Öfke dolu hali, bakışlarındaki boşluk ve üzerindeki kan bir aradayken Güneş ilk kez ona baktığında Lal’in bahsettiği canavarı görmüştü. Ona göre güçlü bir kahramandan ibaret olan babasının, aslında nasıl biri olduğunu kendi gözleriyle görmek zorunda kalmıştı.

Birkaç saat içerisinde polisler gelip onu götürürlerken de, sonrasında da sindiği duvar köşesinden kıpırdayamamıştı. Ne yaptığını duymuştu, polislerden birinin annesine yaptığı açıklamayı duymuştu ve nefesi kesilmişti.

Çınar defalarca kez arayıp ulaşamamasının ardından eve gelmeseydi, hiçbir zaman oradan kalkacağını da düşünmüyordu.
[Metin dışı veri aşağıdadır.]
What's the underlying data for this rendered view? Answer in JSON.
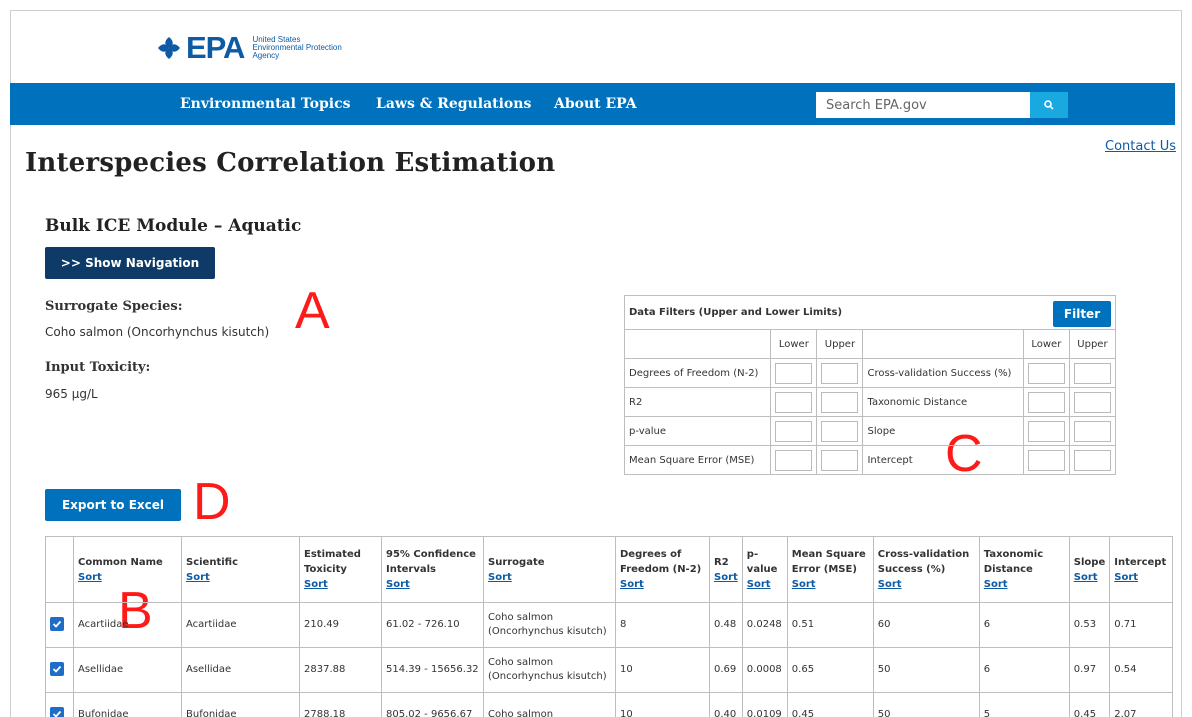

Annesinin her zamanki gibi kendi derdine odaklanıp bir kenara geçmesine, onun halini görse de yanına gelmemesine içerlememişti. Alışkındı.

“Öldürmüş, Lal’in annesini öldürmüş.” gibi bir şeyler mırıldanmaktan başka bir şey yapamazken Çınar’ın göğsünde nefessiz kalacakmışçasına ağlamaya başlarken polisten duyduklarını en kötü olacak şekilde yorumladığından bu haldeydi. Göğsünden bıçaklandığını duymuştu, bunun geri dönüşü olamayacağını bağıran karamsar tarafı telaşını arttırıyordu.

Çınar duyduklarıyla kaskatı kesilmişken kolları arasında yaprak gibi titreyen kızı zor tutuyordu. “Ne?” diye sorabildi kısıkça.

Güneş’in yarım yamalak mırıldanmaya devam etmelerinden anladığı durumu ise gözlerini sıkıca kapatarak reddetmeye çalışmıştı.

Çınar, Güneş’i tanıdıkça onda dışarıdan bakılandan çok daha fazlası olduğunu keşfedebilmiş sayılı kişilerden biriydi. Arkadaşlarına aldığı cephenin sertliği de bundandı belki de.

Öfkesinin, saldırganlığının ardında Güneş’in hiç büyüyememiş bir kız çocuğu olarak kaldığını anlamak için ona dikkatle bir kez bakmak bile yeterliydi. Ama pek kimse buna çabalamamış, bu da Güneş’i iyice fevriliğinin ardına saklanmaya itmişti.

Kendisine yaklaşmasını bir oyundan ibaret zanneden arkadaşlarının aksine gerçeği bilen Çınar’dı. Tıpkı Güneş’e ilk adımı atanın kendisi oluşu gibi…

Güneş özürlerini sıralamaya devam ederken şokta gibiydi. Lal’i bile görmeden özür dileyip duruyordu yalnızca. Lal, içine çekildiği kötü anlardan sıyrılır sıyrılmaz Güneş’in iyi olmadığının farkına vardı.

Telaşla düşünürken ne diyebileceğini kestiremiyordu. Karşısında oturan kızın, tanıdığı Güneş olup olmadığı ile ilgili de çokça soru işaretine sahipti.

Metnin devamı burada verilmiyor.